In the same file, lib/kotoba_rss/cache.rb, I also include:


class Kotoba_Rss::Cache::Entry
  attr_reader :feed_time, :feed_result
  
  def initialize(time, result)
    @feed_time   = time
    @feed_result = result
  end
  
end

I consider Kotoba_Rss::Cache::Entry an inner class that is only really useful for Kotaba_Rss::Cache, thus a great candidate for being included in its parent’s file; however, if you prefer you can certainly put it in its own file. In truth, Kotaba_Rss::Cache can also be included in lib/kotoba_rss/feed.rb which makes an even better design (note to self to refactor afterwards).

To use we have in our ApplicationHelper

  def link_to_blog_popup
    link_to(
         image_gif('blog',t('meta.blog')), 
         { 
           :action => 'parse_feed', 
           :controller => 'rss', 
           :rss_url => 'http://word.wardosworld.com/?feed=rss2&cat=6', 
           :maximum_number_of_items => 10, 
           :title => t('meta.blog'),
           :details => t('meta.blog_read_more'),
           :details_url => 'http://word.wardosworld.com/?cat=6'
         } , 
         :class => 'popup',
         :onclick => "return hs.htmlExpand(this, { objectType: 'ajax', contentId: 'popup', wrapperClassName: 'highslide-no-border', dimmingOpacity: 0.75, align: 'center'} )"
     ) 
  end

Note that we are using I18n t() method for localization.

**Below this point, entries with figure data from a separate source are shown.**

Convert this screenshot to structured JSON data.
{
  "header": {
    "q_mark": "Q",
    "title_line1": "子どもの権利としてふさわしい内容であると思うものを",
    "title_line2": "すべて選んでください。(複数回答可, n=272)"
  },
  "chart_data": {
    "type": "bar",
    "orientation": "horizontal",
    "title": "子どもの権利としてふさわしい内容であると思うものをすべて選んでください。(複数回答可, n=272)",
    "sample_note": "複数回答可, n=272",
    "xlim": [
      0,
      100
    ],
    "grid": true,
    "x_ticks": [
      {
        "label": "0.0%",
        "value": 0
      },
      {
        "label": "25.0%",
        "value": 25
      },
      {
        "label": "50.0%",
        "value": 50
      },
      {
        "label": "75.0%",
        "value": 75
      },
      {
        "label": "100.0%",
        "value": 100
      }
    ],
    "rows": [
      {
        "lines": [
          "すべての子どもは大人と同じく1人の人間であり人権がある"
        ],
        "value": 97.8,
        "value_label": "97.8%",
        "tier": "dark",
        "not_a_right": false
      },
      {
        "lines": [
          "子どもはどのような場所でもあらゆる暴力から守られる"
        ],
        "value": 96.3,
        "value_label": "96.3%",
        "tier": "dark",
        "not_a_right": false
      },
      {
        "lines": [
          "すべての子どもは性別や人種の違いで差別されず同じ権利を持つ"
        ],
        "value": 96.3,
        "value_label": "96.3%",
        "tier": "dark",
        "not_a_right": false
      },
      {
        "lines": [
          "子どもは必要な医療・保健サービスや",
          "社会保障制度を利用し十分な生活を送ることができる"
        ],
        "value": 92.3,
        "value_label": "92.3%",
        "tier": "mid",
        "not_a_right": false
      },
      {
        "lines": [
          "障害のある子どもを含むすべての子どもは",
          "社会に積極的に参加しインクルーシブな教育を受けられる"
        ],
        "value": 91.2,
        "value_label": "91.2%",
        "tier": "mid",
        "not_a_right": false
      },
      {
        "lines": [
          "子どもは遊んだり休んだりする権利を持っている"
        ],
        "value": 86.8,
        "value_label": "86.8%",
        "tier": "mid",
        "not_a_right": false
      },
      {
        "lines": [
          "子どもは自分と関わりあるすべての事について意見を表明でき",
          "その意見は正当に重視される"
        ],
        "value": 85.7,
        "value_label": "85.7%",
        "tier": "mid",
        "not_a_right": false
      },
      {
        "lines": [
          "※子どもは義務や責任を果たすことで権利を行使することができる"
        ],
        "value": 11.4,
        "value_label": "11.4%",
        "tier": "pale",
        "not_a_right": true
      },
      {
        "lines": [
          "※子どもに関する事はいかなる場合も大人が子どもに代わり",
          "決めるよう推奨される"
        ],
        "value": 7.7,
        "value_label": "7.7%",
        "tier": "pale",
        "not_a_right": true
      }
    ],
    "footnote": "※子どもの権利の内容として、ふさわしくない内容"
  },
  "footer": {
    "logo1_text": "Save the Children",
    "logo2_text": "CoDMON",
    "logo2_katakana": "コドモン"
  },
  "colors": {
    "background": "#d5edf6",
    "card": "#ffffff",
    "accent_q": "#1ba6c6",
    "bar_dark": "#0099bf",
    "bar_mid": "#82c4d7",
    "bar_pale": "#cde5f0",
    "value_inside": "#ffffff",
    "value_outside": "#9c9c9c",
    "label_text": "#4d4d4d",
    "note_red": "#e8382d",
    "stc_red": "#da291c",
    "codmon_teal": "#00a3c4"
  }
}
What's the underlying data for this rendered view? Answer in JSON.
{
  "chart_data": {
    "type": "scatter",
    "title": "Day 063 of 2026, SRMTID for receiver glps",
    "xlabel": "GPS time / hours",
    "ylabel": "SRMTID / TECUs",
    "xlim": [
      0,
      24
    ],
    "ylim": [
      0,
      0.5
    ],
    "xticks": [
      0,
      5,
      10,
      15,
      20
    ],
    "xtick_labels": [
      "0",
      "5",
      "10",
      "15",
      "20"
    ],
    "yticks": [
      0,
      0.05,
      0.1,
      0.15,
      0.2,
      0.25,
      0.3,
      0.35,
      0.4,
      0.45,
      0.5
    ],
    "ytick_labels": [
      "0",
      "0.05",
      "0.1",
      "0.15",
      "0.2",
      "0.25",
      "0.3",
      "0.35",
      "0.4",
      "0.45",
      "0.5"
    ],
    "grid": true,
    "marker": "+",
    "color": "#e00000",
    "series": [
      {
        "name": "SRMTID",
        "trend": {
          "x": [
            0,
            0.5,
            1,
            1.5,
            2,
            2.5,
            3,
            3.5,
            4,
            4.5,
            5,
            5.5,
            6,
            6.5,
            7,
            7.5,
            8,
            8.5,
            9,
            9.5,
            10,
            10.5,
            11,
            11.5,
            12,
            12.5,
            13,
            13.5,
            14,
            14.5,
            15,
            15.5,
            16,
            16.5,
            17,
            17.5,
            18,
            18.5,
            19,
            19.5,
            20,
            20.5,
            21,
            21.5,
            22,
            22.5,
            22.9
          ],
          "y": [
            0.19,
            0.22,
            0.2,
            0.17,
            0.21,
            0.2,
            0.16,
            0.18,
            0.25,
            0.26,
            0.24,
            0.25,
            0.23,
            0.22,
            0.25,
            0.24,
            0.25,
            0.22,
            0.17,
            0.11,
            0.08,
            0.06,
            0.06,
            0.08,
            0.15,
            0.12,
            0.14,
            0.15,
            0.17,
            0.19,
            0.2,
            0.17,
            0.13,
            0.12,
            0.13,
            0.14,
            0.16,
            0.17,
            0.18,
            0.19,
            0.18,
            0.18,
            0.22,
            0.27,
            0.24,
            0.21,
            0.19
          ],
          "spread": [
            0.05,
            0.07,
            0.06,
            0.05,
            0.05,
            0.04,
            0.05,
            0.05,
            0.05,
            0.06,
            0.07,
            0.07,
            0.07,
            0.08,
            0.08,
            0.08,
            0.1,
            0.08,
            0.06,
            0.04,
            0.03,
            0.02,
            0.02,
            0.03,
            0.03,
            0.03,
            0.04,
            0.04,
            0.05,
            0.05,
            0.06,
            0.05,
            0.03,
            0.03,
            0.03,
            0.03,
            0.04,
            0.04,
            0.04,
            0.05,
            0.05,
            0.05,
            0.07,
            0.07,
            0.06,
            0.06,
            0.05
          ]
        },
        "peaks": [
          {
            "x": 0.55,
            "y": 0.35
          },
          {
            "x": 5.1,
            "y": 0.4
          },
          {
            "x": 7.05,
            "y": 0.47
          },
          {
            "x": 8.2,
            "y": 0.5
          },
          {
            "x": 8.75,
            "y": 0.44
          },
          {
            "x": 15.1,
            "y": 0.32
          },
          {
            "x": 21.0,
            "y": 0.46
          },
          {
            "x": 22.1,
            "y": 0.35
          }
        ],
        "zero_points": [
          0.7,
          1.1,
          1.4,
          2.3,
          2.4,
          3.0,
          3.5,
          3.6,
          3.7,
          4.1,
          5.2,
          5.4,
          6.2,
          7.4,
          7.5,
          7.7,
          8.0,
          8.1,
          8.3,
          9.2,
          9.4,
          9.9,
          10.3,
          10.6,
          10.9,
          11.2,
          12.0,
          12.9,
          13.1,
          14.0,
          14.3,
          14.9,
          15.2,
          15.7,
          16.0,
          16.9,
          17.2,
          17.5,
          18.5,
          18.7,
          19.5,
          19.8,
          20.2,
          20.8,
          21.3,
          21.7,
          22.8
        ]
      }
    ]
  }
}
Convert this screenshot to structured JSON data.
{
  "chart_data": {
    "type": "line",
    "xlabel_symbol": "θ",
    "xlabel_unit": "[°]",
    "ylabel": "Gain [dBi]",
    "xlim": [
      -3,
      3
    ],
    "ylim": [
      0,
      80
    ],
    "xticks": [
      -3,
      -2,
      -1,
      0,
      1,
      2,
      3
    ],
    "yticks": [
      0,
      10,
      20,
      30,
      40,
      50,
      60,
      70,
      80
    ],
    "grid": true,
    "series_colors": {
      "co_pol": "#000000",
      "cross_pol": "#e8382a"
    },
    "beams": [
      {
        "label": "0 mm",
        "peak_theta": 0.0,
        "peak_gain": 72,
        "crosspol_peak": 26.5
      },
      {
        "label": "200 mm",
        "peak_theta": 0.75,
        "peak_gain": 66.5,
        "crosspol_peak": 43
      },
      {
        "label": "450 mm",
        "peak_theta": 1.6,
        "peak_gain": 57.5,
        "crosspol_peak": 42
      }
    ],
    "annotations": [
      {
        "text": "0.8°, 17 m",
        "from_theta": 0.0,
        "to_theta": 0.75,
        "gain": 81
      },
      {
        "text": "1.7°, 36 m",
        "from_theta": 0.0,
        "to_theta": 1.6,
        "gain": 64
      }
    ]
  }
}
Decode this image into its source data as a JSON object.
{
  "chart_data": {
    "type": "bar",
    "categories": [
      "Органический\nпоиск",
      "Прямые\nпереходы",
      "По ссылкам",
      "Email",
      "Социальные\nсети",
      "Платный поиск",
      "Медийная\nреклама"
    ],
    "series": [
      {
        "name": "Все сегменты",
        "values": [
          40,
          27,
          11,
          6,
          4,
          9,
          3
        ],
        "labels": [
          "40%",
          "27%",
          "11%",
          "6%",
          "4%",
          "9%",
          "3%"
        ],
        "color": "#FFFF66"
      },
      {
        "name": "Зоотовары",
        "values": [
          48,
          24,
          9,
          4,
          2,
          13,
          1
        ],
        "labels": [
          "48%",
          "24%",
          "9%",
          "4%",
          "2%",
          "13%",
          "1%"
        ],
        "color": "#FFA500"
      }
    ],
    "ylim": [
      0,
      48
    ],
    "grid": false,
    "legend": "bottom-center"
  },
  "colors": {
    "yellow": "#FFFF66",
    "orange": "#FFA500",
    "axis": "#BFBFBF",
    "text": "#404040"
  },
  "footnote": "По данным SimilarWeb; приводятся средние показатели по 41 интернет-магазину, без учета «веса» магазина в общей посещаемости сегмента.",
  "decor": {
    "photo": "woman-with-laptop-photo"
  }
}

In summary, we have a good separation of responsibility between all our moving parts. We are using a controller the way it is intended, with our presentation properly off-loaded to views. In our library we have a means of making a service that invisibly caches its results.

In my experience, caches should almost always be hidden from the caller; otherwise, you begin to degrade cohesion and venture into the land of tight coupling. Additionally, it makes the cache design much harder with multiple point of entry.

That is it. Whenever we have held a result in our cache longer than ENTRY_EXPIRES_IN_SECONDS our RSS feed will get new result that it stores in its cache. This will ensure that as our site grows (and it will!) we will not be hitting external services with every page fetch; something that would yield little value to our users (slower fetches) and make us bad clients of other sites’ feeds.